Liebe: Man muss Menschen mögen, heisst auch, ich begegne jedem Einzelnen zunächst möglichst ohne Vorurteile, bin offen und lasse einen Austausch zu, und zwar auf Augenhöhe. Und Gott IST Liebe.

Dankbarkeit: Dass man auch für die kleinen Dinge im Leben dankbar ist.

Demut: Respekt und Demut vor der Schöpfung, für das Leben, das ich führen darf, in Sicherheit, in einer Demokratie, in einem Land mit vielen Möglichkeiten. Es heisst nicht, Demut vor den Mächtigen. Denn das hat mir mein Vater auch vermittelt: Mich für die Schwächeren einzusetzen, nicht zu kuschen, Gegebenheiten nicht einfach hinzunehmen, meine Stimme zu erheben, wenn es Ungerechtigkeiten gibt.
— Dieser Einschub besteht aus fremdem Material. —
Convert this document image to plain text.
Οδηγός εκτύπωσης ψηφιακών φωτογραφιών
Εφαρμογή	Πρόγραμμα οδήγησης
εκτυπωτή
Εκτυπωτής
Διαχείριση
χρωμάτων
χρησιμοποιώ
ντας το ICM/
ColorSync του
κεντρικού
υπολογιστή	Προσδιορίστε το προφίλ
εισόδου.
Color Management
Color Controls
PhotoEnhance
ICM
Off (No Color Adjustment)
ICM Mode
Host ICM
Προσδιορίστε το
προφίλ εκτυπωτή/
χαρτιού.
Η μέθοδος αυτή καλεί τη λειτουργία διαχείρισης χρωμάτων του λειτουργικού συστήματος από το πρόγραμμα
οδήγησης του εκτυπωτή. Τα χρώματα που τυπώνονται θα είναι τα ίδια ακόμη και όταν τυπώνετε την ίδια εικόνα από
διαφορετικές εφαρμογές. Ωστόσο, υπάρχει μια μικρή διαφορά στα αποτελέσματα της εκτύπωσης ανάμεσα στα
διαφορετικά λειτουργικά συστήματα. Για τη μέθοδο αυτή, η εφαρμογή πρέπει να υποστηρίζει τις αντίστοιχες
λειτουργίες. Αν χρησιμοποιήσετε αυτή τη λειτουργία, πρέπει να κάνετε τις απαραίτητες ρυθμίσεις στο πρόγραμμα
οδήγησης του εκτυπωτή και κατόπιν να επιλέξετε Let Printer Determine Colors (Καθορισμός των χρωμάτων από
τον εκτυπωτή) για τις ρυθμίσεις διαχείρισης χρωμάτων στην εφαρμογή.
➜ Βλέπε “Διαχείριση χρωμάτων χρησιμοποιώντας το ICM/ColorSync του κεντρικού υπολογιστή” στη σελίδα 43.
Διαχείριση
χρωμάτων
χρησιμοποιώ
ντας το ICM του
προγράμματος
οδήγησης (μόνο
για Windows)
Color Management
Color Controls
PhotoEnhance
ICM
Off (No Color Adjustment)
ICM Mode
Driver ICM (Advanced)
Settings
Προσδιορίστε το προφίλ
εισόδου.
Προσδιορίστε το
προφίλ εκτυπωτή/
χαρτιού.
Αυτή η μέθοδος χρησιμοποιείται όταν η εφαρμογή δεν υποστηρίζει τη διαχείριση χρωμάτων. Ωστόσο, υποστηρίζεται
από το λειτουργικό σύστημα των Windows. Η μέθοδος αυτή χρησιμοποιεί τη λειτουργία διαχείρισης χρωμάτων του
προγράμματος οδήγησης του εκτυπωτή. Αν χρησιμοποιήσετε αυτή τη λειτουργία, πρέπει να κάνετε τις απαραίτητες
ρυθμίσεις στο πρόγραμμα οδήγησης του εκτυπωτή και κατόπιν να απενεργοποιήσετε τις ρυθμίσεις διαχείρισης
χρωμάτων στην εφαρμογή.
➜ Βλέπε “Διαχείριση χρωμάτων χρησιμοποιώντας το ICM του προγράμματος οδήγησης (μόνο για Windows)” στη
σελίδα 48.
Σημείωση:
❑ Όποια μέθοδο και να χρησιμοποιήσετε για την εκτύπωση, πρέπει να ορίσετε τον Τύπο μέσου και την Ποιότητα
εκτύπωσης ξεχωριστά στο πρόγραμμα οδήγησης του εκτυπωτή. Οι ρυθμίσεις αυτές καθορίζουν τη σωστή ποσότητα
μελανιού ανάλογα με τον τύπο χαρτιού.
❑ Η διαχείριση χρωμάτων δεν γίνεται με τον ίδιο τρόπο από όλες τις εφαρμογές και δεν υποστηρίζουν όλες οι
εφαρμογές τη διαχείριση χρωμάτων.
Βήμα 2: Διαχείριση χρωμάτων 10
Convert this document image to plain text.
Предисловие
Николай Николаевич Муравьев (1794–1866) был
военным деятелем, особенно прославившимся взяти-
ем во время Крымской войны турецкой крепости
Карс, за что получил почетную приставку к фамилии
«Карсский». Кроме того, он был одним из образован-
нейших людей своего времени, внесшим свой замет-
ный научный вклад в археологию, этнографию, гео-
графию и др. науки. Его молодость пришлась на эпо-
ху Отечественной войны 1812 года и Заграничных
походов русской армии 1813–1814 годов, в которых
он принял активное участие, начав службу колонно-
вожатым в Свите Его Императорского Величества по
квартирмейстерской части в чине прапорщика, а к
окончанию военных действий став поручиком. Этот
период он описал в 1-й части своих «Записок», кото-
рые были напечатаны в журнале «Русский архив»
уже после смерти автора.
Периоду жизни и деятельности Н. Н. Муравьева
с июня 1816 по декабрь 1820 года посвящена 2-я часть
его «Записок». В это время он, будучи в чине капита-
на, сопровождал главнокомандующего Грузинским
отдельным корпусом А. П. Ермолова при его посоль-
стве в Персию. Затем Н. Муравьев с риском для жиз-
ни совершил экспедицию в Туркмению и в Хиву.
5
Gerade der letzte Punkt heisst für mich, Fragen zu stellen, hinzuschauen, nicht wegzuschauen, zu diskutieren. Es wäre in meinem Leben manchmal einfacher gewesen, wegzusehen, ruhig zu sein, nicht zu kämpfen. Aber ich bin überzeugt, dass die vermeintlich leichtere Variante des Ignorierens auf Dauer in keiner Beziehung, in keiner Organisation funktioniert, wenn es darum geht, tragfähige und dauerhafte Lösungen zu finden.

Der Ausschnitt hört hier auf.